You can track the clock online here, at the Deutsche Bank's website. As I write this, another 1,000 tons are being added into the atmosphere every second. The billboard doesn't say so, but the survival of civilization and most life on earth relies on stopping this clock and beginning to turn it backwards in the next ten to twenty years.
Anyhow, as I've said before, one of the biggest hazards of climate change is the fact that it's hard to perceive: unlike other pollutants we've dealt with, CO2 is invisible and odorless, and you can't feel the effects of a multi-trillion-ton blanket in the atmosphere until a category four hurricane is at your doorstep.
The carbon counter helps with that problem.
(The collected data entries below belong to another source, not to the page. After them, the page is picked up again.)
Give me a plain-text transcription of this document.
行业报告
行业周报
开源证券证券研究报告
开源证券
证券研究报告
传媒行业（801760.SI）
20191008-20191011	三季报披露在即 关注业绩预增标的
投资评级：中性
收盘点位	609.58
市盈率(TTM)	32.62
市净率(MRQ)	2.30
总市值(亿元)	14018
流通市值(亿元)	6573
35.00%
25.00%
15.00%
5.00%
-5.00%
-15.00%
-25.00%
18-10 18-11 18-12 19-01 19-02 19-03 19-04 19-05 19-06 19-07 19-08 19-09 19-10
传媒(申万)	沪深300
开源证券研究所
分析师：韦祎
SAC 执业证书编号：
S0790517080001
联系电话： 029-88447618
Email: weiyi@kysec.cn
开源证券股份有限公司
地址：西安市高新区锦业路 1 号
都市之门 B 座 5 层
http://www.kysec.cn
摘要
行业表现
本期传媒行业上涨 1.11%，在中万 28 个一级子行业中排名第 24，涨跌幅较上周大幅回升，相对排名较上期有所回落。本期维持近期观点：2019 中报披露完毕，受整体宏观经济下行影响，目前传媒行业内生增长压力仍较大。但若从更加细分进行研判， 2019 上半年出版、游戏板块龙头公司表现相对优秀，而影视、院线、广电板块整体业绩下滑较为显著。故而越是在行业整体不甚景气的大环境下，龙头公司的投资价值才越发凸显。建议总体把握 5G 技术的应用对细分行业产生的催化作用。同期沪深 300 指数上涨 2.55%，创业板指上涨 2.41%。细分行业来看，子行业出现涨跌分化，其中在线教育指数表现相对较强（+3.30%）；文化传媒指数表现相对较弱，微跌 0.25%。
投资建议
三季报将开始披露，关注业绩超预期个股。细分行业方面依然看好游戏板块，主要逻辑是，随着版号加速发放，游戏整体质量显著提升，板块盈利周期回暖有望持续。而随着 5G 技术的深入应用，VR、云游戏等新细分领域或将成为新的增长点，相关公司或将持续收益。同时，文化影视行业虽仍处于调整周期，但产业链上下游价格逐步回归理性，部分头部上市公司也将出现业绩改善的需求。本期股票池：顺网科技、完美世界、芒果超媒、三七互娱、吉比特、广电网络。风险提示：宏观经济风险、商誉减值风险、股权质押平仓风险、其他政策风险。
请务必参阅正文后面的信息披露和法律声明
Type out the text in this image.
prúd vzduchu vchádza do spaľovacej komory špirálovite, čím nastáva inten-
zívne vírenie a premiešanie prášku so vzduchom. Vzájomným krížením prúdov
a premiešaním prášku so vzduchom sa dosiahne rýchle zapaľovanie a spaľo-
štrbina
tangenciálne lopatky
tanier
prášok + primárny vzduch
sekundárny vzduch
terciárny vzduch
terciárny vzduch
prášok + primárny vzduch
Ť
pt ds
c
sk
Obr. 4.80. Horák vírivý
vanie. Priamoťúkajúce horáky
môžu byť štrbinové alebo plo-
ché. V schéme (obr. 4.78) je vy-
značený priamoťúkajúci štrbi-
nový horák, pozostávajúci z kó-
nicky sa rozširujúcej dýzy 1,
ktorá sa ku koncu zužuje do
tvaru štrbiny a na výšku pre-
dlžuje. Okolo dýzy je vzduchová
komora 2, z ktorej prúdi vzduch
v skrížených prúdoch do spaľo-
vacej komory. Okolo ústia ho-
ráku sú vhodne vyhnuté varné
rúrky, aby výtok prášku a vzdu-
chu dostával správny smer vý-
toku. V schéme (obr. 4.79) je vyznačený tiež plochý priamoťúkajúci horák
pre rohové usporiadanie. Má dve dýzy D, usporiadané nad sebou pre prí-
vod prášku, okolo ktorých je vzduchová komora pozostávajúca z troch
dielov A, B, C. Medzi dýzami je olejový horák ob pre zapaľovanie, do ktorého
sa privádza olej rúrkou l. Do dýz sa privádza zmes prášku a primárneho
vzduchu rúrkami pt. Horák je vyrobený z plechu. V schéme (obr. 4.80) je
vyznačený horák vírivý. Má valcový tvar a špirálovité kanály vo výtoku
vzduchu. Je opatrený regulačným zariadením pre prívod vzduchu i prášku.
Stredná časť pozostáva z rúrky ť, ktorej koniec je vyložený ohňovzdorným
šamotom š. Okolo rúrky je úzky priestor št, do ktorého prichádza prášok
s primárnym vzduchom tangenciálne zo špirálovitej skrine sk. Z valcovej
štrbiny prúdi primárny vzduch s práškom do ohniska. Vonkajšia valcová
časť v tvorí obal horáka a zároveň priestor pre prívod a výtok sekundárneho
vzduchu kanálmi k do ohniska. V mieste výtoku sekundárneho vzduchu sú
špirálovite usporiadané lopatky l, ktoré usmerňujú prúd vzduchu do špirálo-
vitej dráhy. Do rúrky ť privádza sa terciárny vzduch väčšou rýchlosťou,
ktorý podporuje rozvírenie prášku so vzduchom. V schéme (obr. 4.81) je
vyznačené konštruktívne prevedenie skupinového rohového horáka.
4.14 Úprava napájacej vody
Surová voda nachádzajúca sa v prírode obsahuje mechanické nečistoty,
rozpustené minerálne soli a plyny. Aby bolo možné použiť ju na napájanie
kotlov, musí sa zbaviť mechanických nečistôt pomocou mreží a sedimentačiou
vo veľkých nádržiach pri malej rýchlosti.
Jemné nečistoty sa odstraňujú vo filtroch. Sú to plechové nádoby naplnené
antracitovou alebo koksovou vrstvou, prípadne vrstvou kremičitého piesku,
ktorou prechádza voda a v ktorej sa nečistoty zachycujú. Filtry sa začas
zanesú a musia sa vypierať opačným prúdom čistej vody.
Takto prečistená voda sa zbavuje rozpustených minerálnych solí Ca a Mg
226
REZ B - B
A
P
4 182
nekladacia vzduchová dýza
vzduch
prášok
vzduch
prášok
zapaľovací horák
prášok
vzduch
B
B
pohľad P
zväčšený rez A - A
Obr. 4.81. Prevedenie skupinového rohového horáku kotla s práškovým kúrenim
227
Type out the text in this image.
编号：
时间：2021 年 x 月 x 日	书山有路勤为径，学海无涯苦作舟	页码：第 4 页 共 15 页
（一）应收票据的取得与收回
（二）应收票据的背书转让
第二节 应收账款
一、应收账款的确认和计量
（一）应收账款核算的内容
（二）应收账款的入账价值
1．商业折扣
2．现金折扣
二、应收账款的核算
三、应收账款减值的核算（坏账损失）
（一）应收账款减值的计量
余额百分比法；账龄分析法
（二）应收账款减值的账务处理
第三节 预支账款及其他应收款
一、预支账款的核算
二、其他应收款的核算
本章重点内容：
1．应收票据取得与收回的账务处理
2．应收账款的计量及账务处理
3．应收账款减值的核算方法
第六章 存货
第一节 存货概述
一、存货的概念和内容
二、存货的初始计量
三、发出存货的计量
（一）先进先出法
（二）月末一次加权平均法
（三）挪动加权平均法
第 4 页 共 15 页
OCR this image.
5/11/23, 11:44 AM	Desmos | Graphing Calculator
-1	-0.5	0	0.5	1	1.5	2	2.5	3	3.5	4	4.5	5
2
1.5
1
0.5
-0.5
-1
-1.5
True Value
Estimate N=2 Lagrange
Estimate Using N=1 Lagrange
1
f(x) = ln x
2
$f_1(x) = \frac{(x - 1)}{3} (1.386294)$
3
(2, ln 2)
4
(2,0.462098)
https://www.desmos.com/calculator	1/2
I'm also encouraged by the fact that the billboard's being paid for by a major global bank: as Mindy Lubber wrote today in the Huffington Post, the costs of greenhouse gas emissions aren't on anyone's balance sheet, which makes them a huge financial loophole in the global economy. Tallying greenhouse gases on a huge billboard in the world's financial capital is a step in the right direction (and it gives Deutsche Bank a measure of credence in the carbon accounting and trading businesses that are expected to emerge once the United States passes a climate bill).
This is just a couple of blocks away from the well-known "debt clock," which hasn't been successful enough to forestall the addition of another digit when the debt went over $10 trillion last fall. This counter will never need another digit: if our atmosphere accumulates that much carbon, there won't be anyone around to keep the lights on.